Aber in Bayern denkt man zentral. Deswegen ist für das Landratsamt eine landkreisweite oder gar nur talkweite Lösung nicht akzeptabel. Stadler erklärt: “Alle Lockerungen müssen immer mit Regierung von Oberbayern und/oder Gesundheitsministerium abgesprochen werden, der Landkreis kann also keinen Alleingang machen. Wir warten erst auf die neuen Regelungen, die uns nach den Bund-Länder-Besprechungen immer noch nicht vorliegen. Dann wissen wir erst, was künftig überhaupt erlaubt ist und was nicht.”

Mehr Selbstständigkeit gefordert

Zeitgleich fordert die Bundeskanzlerin heute im Bundestag jeden Landrat, jeden Bürgermeister auf, auch selbständig zu handeln, eigene Ideen umzusetzen, so wie es Rostock und Tübingen vormachen. Das Landratsamt traut den fünf Gemeindevorstehern und der örtlichen Tourismus-Truppe wenig zu, sagt: ”Das Tegernseer Tal alleine bietet sich nicht an, weil das Modell wenn dann im gesamten Landkreis eingeführt werden müsste. Ein Landkreis, ein Gesundheitsamt, ein Modell! Alles andere wäre auch nicht händelbar.”

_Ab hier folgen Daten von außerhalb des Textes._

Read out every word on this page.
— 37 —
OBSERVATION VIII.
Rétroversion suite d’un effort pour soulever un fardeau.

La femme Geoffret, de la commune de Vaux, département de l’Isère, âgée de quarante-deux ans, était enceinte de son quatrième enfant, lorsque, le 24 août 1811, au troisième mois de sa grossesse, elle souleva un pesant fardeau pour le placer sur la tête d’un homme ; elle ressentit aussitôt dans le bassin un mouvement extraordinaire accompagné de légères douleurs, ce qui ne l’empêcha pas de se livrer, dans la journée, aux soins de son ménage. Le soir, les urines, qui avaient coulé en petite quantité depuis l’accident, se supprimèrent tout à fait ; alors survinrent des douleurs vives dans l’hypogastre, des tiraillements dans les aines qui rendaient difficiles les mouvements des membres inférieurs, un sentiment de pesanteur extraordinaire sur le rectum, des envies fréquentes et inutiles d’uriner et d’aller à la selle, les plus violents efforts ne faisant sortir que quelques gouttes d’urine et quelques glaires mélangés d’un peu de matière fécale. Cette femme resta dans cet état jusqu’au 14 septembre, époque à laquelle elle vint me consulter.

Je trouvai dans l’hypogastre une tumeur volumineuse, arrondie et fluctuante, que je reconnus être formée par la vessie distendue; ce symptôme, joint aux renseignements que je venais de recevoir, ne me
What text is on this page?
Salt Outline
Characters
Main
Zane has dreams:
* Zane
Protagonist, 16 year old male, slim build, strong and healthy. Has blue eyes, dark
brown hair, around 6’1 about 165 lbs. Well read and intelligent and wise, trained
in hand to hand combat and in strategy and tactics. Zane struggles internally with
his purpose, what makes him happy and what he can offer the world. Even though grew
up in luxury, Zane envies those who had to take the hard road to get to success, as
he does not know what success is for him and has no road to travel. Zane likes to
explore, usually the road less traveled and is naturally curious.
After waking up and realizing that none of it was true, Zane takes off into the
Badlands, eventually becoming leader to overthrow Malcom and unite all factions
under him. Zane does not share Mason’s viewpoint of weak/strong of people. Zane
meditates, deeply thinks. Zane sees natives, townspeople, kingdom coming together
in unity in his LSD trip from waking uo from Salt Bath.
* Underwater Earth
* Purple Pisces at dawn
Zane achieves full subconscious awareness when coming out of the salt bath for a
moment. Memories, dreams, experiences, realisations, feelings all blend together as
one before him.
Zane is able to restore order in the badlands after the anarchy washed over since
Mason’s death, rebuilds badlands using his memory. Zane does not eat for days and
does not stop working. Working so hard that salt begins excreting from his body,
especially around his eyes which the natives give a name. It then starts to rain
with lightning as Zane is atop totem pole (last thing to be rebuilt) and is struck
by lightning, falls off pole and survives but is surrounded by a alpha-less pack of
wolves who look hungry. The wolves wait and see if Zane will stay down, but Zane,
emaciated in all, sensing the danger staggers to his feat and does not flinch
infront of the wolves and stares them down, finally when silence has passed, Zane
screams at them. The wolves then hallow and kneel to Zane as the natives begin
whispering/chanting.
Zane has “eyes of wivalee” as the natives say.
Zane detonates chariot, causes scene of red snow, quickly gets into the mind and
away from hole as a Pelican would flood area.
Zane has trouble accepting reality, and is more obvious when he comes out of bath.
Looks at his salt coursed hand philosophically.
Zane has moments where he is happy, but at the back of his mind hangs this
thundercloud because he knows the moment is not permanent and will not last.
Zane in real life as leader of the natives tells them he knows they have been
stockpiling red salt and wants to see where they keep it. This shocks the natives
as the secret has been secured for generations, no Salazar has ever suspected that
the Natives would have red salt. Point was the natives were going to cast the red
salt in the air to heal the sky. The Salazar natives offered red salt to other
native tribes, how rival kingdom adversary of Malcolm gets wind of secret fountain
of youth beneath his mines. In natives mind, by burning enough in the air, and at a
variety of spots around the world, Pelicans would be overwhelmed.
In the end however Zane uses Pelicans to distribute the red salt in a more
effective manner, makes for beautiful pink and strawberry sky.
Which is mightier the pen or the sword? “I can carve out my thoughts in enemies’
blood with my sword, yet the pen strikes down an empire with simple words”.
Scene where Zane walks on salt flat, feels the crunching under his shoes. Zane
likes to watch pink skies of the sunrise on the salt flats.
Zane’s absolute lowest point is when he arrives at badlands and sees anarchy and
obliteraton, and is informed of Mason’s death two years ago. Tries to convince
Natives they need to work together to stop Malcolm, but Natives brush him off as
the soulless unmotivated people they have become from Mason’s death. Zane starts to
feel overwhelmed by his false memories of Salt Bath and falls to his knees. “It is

Mehr noch: ”Unserer Ansicht nach würde es Sinn machen, das Modell nicht auf einen Landkreis zu beschränken, sondern auf mehrere, beispielsweise die ganzen Alpenrand-Landkreise, auszudehnen – sonst wird ein Landkreis möglicherweise wieder stellenweise überrannt…” Laut Stadler muss jedem klar sein:

Das Modell gilt dann nicht nur für die Einheimischen, sondern auch für Tagesausflügler. Die wirklich sehr krisengeplagte Gastronomie würde davon sicher sehr profitieren, aber natürlich gehen auch Begleiterscheinungen wie erhöhte Verkehrsbelastung damit einher.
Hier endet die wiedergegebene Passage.